The 30-year fixed-rate mortgage (FRM) averaged 3.59 percent with an average 0.6 point for the week ending August 30, 2012, down from last week when it averaged 3.66 percent. Last year at this time, the 30-year FRM averaged 4.22 percent.
Additionally, the 15-year FRM this week averaged 2.86 percent with an average 0.6 point, down from last week when it averaged 2.89 percent. A year ago at this time, the 15-year FRM averaged 3.39 percent.
The 5-year Treasury-indexed hybrid adjustable-rate mortgage (ARM) averaged 2.78 percent this week with an average 0.6 point, down from last week when it averaged 2.80 percent.
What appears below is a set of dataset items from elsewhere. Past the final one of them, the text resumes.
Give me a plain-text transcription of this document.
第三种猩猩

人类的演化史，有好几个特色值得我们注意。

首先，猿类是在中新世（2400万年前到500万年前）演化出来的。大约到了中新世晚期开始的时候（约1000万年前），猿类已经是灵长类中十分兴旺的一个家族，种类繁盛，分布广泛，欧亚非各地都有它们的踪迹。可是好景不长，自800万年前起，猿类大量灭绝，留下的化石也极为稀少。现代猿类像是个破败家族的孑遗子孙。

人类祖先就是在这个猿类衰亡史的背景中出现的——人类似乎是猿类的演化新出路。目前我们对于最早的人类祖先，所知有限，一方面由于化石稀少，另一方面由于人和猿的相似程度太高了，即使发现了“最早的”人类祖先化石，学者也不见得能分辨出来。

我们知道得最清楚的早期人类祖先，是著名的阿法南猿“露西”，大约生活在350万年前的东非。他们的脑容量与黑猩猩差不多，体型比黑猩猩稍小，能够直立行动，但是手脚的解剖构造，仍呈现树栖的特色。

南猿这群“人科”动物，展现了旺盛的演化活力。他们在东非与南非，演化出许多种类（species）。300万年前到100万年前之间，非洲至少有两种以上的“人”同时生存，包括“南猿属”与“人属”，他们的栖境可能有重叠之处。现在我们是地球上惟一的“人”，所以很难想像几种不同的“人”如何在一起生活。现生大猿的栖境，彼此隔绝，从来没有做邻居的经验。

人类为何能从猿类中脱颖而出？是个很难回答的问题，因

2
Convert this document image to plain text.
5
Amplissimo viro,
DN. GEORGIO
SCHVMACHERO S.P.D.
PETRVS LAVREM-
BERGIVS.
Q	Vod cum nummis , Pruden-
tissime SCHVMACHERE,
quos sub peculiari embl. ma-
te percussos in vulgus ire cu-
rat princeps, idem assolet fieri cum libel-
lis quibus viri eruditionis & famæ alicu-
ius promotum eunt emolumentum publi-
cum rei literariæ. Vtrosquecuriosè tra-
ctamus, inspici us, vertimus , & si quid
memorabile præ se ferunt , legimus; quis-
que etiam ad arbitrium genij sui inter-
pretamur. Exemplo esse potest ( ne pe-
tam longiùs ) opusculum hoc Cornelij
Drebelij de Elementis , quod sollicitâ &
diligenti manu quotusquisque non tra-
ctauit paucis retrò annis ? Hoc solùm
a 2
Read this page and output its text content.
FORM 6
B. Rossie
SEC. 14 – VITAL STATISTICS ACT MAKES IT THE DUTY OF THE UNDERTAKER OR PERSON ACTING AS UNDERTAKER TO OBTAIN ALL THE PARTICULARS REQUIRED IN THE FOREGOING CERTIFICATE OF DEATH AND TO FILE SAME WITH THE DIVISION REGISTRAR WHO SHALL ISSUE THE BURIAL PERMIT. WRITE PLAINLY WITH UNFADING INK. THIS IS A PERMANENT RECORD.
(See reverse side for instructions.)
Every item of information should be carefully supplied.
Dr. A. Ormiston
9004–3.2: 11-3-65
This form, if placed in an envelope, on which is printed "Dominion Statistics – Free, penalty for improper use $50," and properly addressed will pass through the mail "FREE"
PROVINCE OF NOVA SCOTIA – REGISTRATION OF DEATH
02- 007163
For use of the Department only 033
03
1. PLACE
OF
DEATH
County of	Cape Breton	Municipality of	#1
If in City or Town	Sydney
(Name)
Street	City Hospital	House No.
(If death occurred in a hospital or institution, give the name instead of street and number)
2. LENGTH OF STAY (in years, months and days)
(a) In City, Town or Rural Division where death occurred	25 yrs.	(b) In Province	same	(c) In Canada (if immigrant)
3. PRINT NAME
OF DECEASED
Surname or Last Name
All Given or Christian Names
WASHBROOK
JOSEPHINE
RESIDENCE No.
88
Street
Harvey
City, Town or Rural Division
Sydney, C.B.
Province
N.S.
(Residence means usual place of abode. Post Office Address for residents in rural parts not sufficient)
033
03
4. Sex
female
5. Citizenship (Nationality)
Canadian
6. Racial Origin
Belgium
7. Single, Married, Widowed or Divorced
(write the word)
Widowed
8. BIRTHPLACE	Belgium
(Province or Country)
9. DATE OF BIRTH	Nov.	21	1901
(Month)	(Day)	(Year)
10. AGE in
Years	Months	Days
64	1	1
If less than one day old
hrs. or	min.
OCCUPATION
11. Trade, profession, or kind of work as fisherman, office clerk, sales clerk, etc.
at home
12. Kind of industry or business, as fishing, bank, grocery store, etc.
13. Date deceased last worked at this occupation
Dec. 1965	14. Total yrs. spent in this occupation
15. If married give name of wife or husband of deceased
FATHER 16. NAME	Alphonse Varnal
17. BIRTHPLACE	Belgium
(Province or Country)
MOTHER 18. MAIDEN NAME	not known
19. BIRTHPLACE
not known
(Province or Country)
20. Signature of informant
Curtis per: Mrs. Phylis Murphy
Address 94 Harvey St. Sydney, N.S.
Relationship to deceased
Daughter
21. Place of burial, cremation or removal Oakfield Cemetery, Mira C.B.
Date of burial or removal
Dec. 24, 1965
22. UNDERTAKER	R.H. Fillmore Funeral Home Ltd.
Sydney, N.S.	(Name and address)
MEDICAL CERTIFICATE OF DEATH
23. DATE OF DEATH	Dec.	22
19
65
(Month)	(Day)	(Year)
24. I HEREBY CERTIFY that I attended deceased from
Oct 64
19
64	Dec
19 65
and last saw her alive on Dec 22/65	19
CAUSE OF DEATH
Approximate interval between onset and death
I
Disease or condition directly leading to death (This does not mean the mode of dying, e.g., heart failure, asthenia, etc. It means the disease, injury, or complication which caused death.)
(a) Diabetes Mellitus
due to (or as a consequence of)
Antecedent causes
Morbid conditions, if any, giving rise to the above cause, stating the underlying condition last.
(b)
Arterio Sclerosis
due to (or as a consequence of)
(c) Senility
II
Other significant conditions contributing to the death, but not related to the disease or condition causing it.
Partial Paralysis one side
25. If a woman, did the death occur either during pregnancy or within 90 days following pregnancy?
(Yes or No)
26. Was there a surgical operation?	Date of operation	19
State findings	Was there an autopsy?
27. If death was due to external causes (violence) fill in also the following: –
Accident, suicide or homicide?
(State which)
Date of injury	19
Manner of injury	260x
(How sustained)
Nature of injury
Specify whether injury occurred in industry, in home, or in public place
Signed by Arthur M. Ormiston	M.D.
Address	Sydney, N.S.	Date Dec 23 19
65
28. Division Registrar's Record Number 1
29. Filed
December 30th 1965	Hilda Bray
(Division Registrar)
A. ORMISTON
A year ago, the 5-year ARM averaged 2.96 percent.
The 1-year Treasury-indexed ARM averaged 2.63 percent this week with an average 0.4 point, down from last week when it averaged 2.66 percent. At this time last year, the 1-year ARM averaged 2.89 percent.
“The housing market continued to show improvement over the past few months. New home sales rose 3.6 percent in July matching May’s pace as the strongest month since April 2010,” notes Frank Nothaft, vice president and chief economist, Freddie Mac. “Similarly, pending existing home sales also rose in July to its highest rate since April 2010. And, the S&P/Case-Shiller® National Home Price Index rose 1.2 percent between the second quarter of 2011 and 2012, reflecting the first annual increase since the second quarter of 2010.”